Today I made an extremely embarrassing mistake. At lunch, my friend and I were told that two new students would be coming tonight and that we should clean up the room before they arrive. I tried to say that we would sweep around the bed. In Italian, I said (very earnestly) “possiamo scopare vicino al letto.” Our host started laughing and explained that “scopare means to sweep and also to f***.”

Poor word choice… I wish Maxim had taught me that.

IL CAPOLAVORO GHIBERTI

Posted in Pictures on June 14, 2008 by tal36

Italian Brady Bunch?

UNA RICETTA BUONISSIMA

Posted in Italia, Recipes on June 14, 2008 by tal36

We have been eating very well here at Cerreto Libri. This is a recipe for my favorite meal so far–and it is easy enough for a guy to cook. (Thanks to Annie for writing this up).

Pollo per Uomini

Ingrediente:
2 boneless chicken breasts
Thinly sliced prosciutto (possibly bacon?)
Large sage leaves, fresh
Olive oil
Salt

Preparazione:
1. Press a slice of prosciutto onto both sides of each chicken breast.
2. Do the same with the Sage leaves.
3. Pour olive oil into pan (1/4 inch) and let heat over low. Do not heat oil too hot because the chicken is not meant to be deep fried.
4. Place chicken into pan and let cook until ready (flip once).
5. Save oil as dipping sauce for bread (“la scarpetta”)

(here are few famous men from Italy.
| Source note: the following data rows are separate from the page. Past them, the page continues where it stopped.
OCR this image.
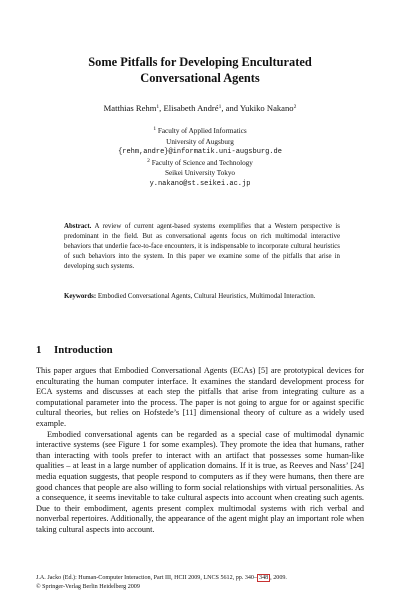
Some Pitfalls for Developing Enculturated
Conversational Agents
Matthias Rehm$^1$, Elisabeth André$^1$, and Yukiko Nakano$^2$
$^1$ Faculty of Applied Informatics
University of Augsburg
{rehm,andre}@informatik.uni-augsburg.de
$^2$ Faculty of Science and Technology
Seikei University Tokyo
y.nakano@st.seikei.ac.jp

Abstract. A review of current agent-based systems exemplifies that a Western perspective is predominant in the field. But as conversational agents focus on rich multimodal interactive behaviors that underlie face-to-face encounters, it is indispensable to incorporate cultural heuristics of such behaviors into the system. In this paper we examine some of the pitfalls that arise in developing such systems.

Keywords: Embodied Conversational Agents, Cultural Heuristics, Multimodal Interaction.

1 Introduction

This paper argues that Embodied Conversational Agents (ECAs) [5] are prototypical devices for enculturating the human computer interface. It examines the standard development process for ECA systems and discusses at each step the pitfalls that arise from integrating culture as a computational parameter into the process. The paper is not going to argue for or against specific cultural theories, but relies on Hofstede’s [11] dimensional theory of culture as a widely used example.

Embodied conversational agents can be regarded as a special case of multimodal dynamic interactive systems (see Figure 1 for some examples). They promote the idea that humans, rather than interacting with tools prefer to interact with an artifact that possesses some human-like qualities – at least in a large number of application domains. If it is true, as Reeves and Nass’ [24] media equation suggests, that people respond to computers as if they were humans, then there are good chances that people are also willing to form social relationships with virtual personalities. As a consequence, it seems inevitable to take cultural aspects into account when creating such agents. Due to their embodiment, agents present complex multimodal systems with rich verbal and nonverbal repertoires. Additionally, the appearance of the agent might play an important role when taking cultural aspects into account.

J.A. Jacko (Ed.): Human-Computer Interaction, Part III, HCII 2009, LNCS 5612, pp. 340– 348 , 2009.
© Springer-Verlag Berlin Heidelberg 2009
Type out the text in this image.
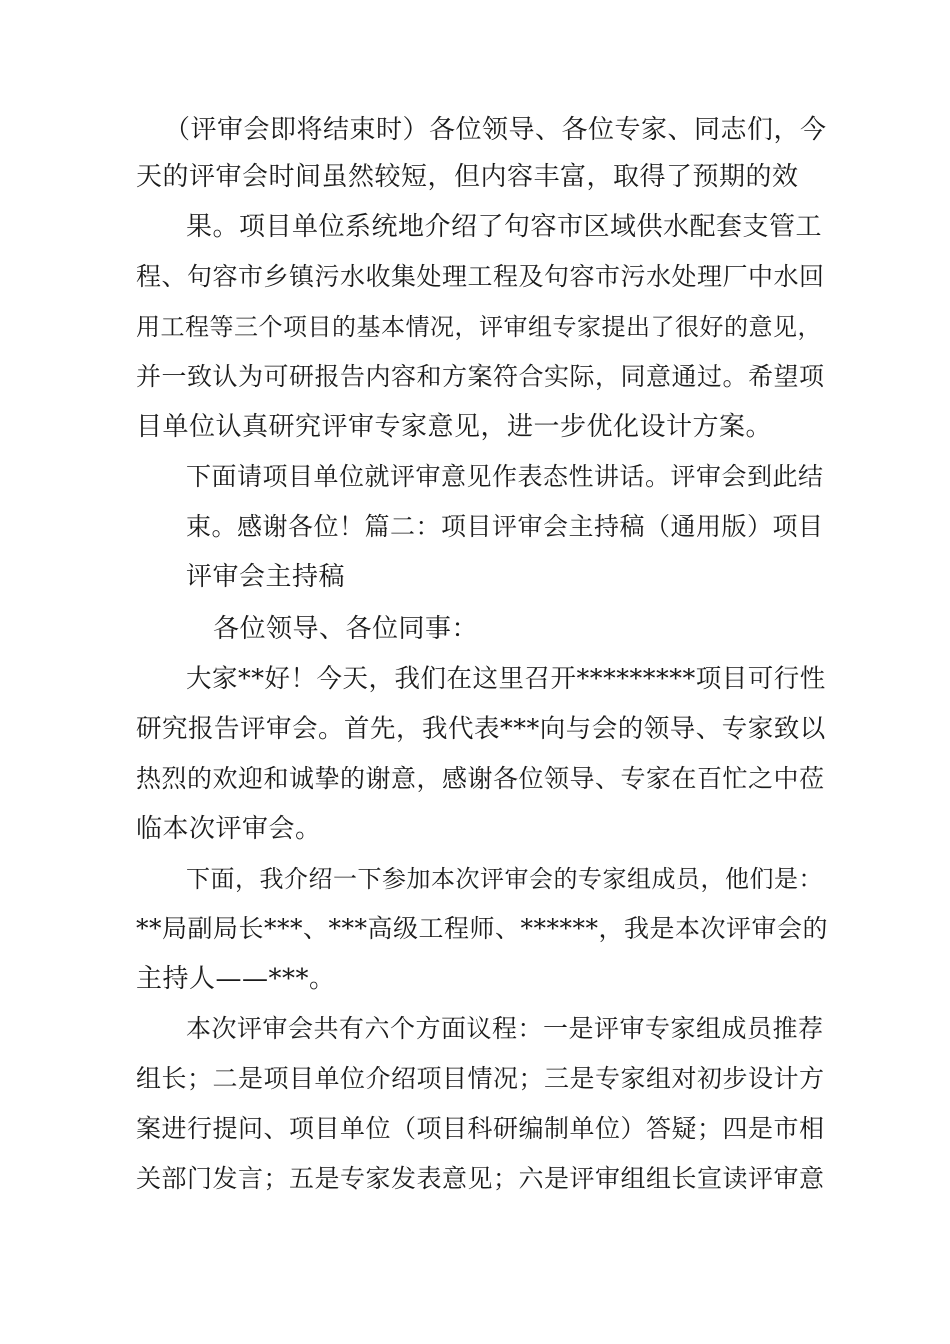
（评审会即将结束时）各位领导、各位专家、同志们，今
天的评审会时间虽然较短，但内容丰富，取得了预期的效
果。项目单位系统地介绍了句容市区域供水配套支管工
程、句容市乡镇污水收集处理工程及句容市污水处理厂中水回
用工程等三个项目的基本情况，评审组专家提出了很好的意见，
并一致认为可研报告内容和方案符合实际，同意通过。希望项
目单位认真研究评审专家意见，进一步优化设计方案。
下面请项目单位就评审意见作表态性讲话。评审会到此结
束。感谢各位！篇二：项目评审会主持稿（通用版）项目
评审会主持稿
各位领导、各位同事：
大家**好！今天，我们在这里召开*********项目可行性
研究报告评审会。首先，我代表***向与会的领导、专家致以
热烈的欢迎和诚挚的谢意，感谢各位领导、专家在百忙之中莅
临本次评审会。
下面，我介绍一下参加本次评审会的专家组成员，他们是：
**局副局长***、***高级工程师、******，我是本次评审会的
主持人——***。
本次评审会共有六个方面议程：一是评审专家组成员推荐
组长；二是项目单位介绍项目情况；三是专家组对初步设计方
案进行提问、项目单位（项目科研编制单位）答疑；四是市相
关部门发言；五是专家发表意见；六是评审组组长宣读评审意
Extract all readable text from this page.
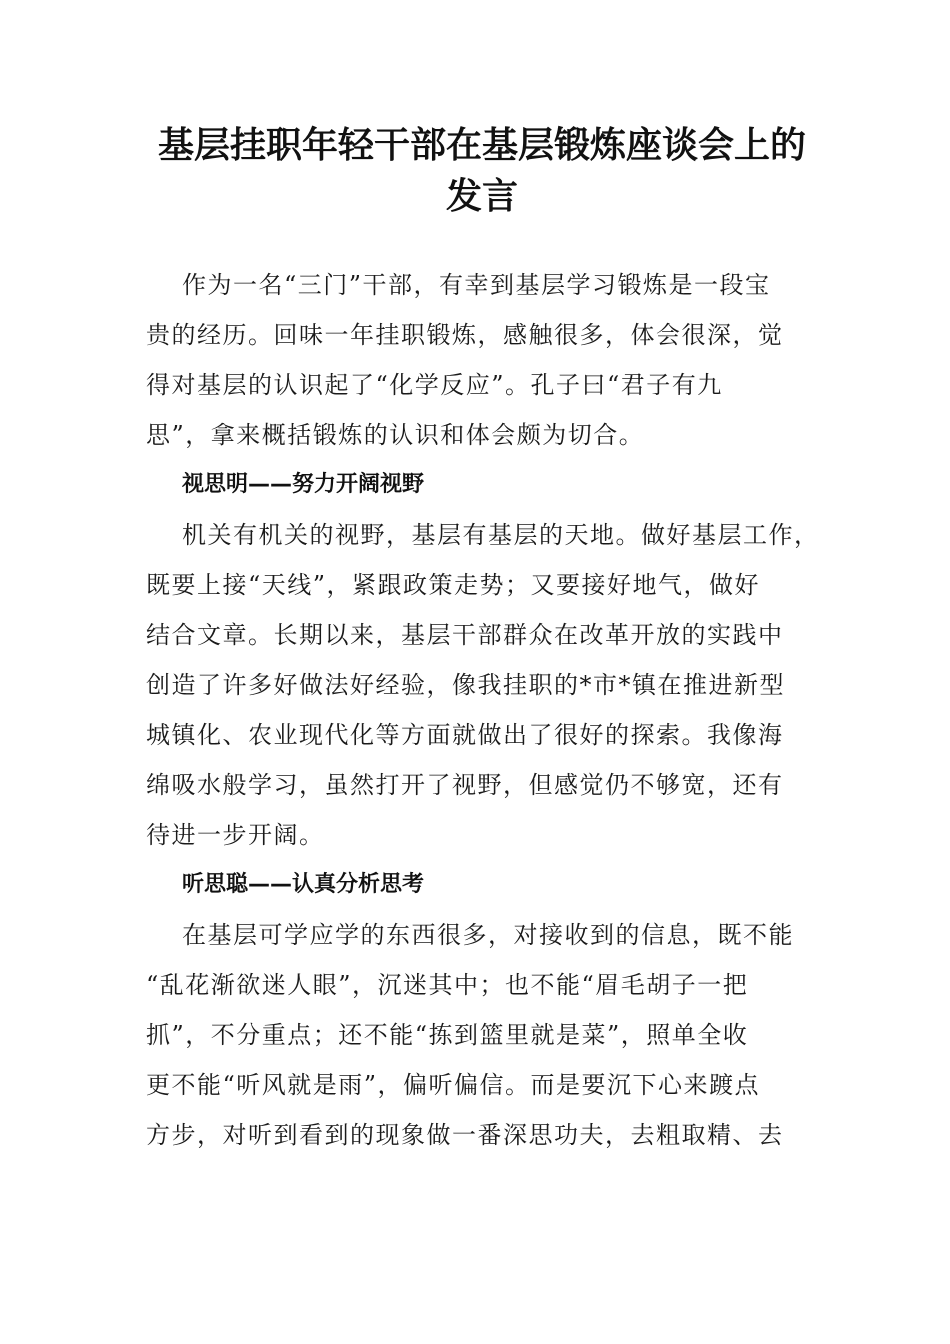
基层挂职年轻干部在基层锻炼座谈会上的
发言

作为一名“三门”干部，有幸到基层学习锻炼是一段宝
贵的经历。回味一年挂职锻炼，感触很多，体会很深，觉
得对基层的认识起了“化学反应”。孔子曰“君子有九
思”，拿来概括锻炼的认识和体会颇为切合。

视思明——努力开阔视野

机关有机关的视野，基层有基层的天地。做好基层工作，
既要上接“天线”，紧跟政策走势；又要接好地气，做好
结合文章。长期以来，基层干部群众在改革开放的实践中
创造了许多好做法好经验，像我挂职的*市*镇在推进新型
城镇化、农业现代化等方面就做出了很好的探索。我像海
绵吸水般学习，虽然打开了视野，但感觉仍不够宽，还有
待进一步开阔。

听思聪——认真分析思考

在基层可学应学的东西很多，对接收到的信息，既不能
“乱花渐欲迷人眼”，沉迷其中；也不能“眉毛胡子一把
抓”，不分重点；还不能“拣到篮里就是菜”，照单全收
更不能“听风就是雨”，偏听偏信。而是要沉下心来踱点
方步，对听到看到的现象做一番深思功夫，去粗取精、去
They probably ate chicken, prosciutto and sage too)

WWOOF ITALIA

Posted in Italia, Travel on June 12, 2008 by tal36

On Sunday (June 8th) I took the train from Firenze to Pontassieve where I am working on an organic farm for two weeks.  I arranged this portion of the summer through an international organization called WWOOF (willing workings on organic farms).  If you are not familiar, the idea behind WWOOF is that travelers (or “agritourists”) exchange labor for food and shelter.  In my estimation it is one of the easiest and cheapest methods of cultural immersion available to students.  I highly recommend checking our WWOOF Italia or any of the other national organizations throughout the world.

I am currently working at Cerreto Libi, a family farm that produces organic wines and olive oil.  I arrived just in time to begin tying grape vines in the vineyard.  At this stage, the young plants are growing in all directions and sometimes break under their own weight.  Our job is to guide the branches in the right direction so that they can reach the highest wire (the agricultural equivalent to parenting).

Vines

After two days on the job, everything is going well and I am beginning to perfect my knot tying technique.  (I will write more about the vineyard in another entry).  When I am not in “la vigna,” I am either eating with the family or reading my Italian Maxim magazine (yeah, it’s pretty sweet)

Eating is not only a necessity here, it is a way of life.  Each day we have a large lunch and dinner that can last for two hours.  The vegetables, olive oil and wine are all produced at Cerreto Libri—and the meals have been delicious. (My friend here is actually in the process of writing a cookbook so I might begin posting a few of my favorites to this site).

vino

Wine is consumed throughout each meal with a very strong shot of Espresso to follow.  I suppose I have a very low tolerance to both alcohol and caffeine right now, so the combination has been especially potent.  Suffice it to say that vine-tying is an entirely different experience when we return to work each afternoon.

That’s all the internet time I get today… much more to come!